By Katey Rich
Like Blade Runner, a fellow film selected for the New York Film Festival, 4 Months, 3 Weeks and 2 Days depicts a bleak world with little color, serious governmental control and no hope for the future. Unlike Ridley Scott, though, Cristian Mungiu is telling his story in a world that already existed: Romania in the 1980s, in the final days of Communism and the brutal dictatorship of Nicolai Ceausescu. His Palme d'Or-winning film follows one harrowing day in the lives of two college students: Gabita (Laura Vasiliu), who must get an illegal abortion, and her roommate Otilia (Anamaria Marinca), who makes huge sacrifices to help her desperate friend.
It feels wrong to review a film like 4 Months, 3 Weeks and 2 Days in anything less than ten pages. It's so richly detailed, so full of technical skill and brilliant performances, insight and political wisdom, it's the kind of film I would have written film papers about back in college, and it will almost definitely be written about in the future. Plenty of other critics have weighed in on the film's merits (it currently has a 100% rating at Rotten Tomatoes), but perhaps the most important 2 cents I can throw in is this: 4 Months, 3 Weeks and 2 Days, yes, has subtitles, and yes, it deals with dark issues, and yes, it uses a series of long takes to tell its story, but it is not boring. As Mungiu said himself in the press conference following the film's screening, "I wanted to point out that it's possible, just using the means [of] an art-house film, to have the tension that you have with an American thriller."
Anamaria Marinca as Otilia. |
After directing commercials for several years, Mungiu returned to features intending to tell a story about his twenties, during the Ceausescu regime. "I got this story directly from the girls that have been involved, which made all the difference when I wrote this. I never thought I would make a film out of this story to start with. Last year when I was writing and trying to find a strong relevant story from my twenties, this story came again in conversation. It came with so much anger, I realized it had the potential to become a good story."
Though the film is set in one of the most controversial and dismal periods in Romanian history, Mungiu deliberately set out not to make a political film--as he points out, the words "Ceausescu" and "communism" are never mentioned. "What I try to do is never write down what my film is about before I start. If you write down your message or what the film is about, the film is going to be about that," he explained. "I never tried to portray something specifically in it, or make any kind of metaphor about anything. I started making films as a reaction to those very metaphorical things, to say something very precisely but not directly."
The closest the film comes to a stand-in for Communism is the menacing Mr. Bebe (Vlad Ivanov), the abortionist who bullies and shames Gabita and Otilia both into paying an enormous, personal price for the abortion. Each of the girls is powerless over him in her own way; though Otilia is more aware of the situation than her friend, and resists Mr. Bebe's demands, in the end she has no choice. She faces similar choices regarding her future; before the fall of Communism it was nearly impossible to leave Romania, and though Otilia tells her boyfriend she does not want to spend the rest of her life peeling potatoes for him, there is likely no other option.
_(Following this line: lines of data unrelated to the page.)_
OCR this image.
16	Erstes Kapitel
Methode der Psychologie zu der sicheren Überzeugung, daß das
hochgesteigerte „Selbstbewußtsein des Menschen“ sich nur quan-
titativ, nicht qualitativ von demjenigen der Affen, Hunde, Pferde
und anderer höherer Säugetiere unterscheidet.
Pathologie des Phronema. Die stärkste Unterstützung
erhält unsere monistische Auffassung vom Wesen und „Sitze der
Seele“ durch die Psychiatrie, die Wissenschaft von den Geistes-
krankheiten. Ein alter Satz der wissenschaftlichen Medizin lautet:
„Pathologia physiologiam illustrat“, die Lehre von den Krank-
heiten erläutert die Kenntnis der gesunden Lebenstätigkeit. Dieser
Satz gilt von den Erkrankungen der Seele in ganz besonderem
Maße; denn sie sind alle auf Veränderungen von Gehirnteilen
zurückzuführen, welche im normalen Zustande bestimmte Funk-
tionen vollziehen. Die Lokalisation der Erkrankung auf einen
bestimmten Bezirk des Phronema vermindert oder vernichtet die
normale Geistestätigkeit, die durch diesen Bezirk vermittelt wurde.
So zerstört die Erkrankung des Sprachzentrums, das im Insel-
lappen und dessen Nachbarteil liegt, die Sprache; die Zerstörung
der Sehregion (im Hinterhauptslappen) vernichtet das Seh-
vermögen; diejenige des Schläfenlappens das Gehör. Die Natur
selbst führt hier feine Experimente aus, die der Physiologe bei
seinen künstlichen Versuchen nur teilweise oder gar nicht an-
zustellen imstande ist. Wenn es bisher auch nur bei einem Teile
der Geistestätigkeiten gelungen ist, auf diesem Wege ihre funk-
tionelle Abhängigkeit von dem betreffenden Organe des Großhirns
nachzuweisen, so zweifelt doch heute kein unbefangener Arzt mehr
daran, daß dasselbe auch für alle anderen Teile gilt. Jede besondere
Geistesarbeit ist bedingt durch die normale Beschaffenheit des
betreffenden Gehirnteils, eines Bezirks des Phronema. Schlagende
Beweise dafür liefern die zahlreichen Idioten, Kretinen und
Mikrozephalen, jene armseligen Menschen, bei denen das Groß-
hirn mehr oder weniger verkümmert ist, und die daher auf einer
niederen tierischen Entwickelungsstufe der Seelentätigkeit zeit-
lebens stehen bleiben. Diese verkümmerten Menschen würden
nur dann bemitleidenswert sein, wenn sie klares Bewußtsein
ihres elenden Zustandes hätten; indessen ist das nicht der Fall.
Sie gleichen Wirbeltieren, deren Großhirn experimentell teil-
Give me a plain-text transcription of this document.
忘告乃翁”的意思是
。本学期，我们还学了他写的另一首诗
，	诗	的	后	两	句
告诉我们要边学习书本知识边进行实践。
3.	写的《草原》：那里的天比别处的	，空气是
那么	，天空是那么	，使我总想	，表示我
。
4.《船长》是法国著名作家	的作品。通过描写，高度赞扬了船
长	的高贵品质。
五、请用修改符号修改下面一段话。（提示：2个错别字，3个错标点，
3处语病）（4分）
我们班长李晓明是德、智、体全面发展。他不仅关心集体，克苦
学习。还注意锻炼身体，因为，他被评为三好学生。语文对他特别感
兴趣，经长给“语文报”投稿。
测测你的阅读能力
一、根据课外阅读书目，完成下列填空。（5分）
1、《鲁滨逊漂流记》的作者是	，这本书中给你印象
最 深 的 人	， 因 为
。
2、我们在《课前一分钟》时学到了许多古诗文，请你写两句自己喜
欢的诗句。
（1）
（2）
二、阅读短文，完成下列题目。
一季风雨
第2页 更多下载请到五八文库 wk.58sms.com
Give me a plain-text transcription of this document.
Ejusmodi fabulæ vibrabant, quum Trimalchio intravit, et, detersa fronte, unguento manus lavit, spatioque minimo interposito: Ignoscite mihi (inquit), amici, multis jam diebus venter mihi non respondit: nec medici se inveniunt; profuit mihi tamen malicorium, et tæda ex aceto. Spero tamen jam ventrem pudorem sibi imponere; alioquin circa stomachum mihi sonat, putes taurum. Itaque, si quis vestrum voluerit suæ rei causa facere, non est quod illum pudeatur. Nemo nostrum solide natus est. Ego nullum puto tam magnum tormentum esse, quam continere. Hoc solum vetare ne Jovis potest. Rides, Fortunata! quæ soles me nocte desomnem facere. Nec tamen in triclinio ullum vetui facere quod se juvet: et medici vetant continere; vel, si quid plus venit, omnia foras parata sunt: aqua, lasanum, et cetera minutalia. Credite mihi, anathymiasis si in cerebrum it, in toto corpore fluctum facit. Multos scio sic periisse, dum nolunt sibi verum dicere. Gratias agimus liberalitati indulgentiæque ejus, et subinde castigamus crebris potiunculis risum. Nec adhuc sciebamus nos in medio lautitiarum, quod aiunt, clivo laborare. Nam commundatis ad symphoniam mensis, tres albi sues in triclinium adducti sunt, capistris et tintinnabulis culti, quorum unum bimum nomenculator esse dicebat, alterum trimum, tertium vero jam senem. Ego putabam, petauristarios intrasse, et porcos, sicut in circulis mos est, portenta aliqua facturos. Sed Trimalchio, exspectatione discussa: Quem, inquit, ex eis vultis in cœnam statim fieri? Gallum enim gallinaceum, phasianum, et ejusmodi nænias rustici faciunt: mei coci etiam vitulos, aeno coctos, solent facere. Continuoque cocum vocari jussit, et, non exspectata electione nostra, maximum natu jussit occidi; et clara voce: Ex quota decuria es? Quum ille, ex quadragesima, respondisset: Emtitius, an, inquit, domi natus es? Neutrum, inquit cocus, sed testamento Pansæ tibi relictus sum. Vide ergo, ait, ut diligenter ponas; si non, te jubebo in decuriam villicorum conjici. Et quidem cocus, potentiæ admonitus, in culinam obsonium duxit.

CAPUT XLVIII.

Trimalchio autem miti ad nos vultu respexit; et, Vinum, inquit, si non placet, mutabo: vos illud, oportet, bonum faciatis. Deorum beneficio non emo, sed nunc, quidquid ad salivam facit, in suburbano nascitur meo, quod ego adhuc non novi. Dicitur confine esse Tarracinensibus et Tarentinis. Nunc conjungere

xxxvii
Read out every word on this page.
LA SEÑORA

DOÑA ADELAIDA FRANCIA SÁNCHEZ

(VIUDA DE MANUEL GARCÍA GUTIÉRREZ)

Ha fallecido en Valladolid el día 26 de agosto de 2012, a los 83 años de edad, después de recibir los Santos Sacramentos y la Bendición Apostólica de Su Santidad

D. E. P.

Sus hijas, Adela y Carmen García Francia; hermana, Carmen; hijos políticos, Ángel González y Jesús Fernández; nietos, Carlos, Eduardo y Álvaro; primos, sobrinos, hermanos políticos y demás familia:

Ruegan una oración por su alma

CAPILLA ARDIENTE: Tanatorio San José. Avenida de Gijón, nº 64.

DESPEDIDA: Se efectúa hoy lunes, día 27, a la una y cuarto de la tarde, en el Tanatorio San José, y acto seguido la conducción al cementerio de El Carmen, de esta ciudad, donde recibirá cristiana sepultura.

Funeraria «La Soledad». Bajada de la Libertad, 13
Mungiu employs extensive long takes to tell his harsh story, filming many of his scenes in a single take. He and director of photography Oleg Mutu worked together to plan scenes, though Mungiu insisted there was no storyboarding. "I never knew in advance in detail, because it's limiting to know from the beginning you're going to shoot it from what take and to decide what's important. Sometimes we had no idea at the beginning which is the best shot. We just needed to rehearse and see."
Marinca as Otilia and Vasiliu as Gabita. |
The long takes also provided a challenge for the actors, who would be required to memorize up to ten minutes of dialogue at a time. Mungiu said this demand made casting difficult, but worth it in the end. "I not only tried to choose the right characters, but people I could trust. I thought it [long takes] was worth trying, even though it's difficult to do this. It allows the viewers to be part of the story in a very different way. There's a strength coming from this emotion that the characters are developing in front of the camera directly."
That strength of feeling is what makes 4 Months, 3 Weeks and 2 Days much more than an exercise in long takes, the kind of film seen by film students and no one else. Each actor powerfully brings the audience into the action, working in tandem with the camera to create an uncannily deep connection on the screen. The narrative is deliberately rambling--"It's coming from film school that all the questions have to have answers in the film," Mungiu said. "It is not that way for me." What it lacks in dramatic closure, though, it makes up in emotional impact; at its heart, this is a simple slice-of-life story, but rarely has an idea so simple been so compelling.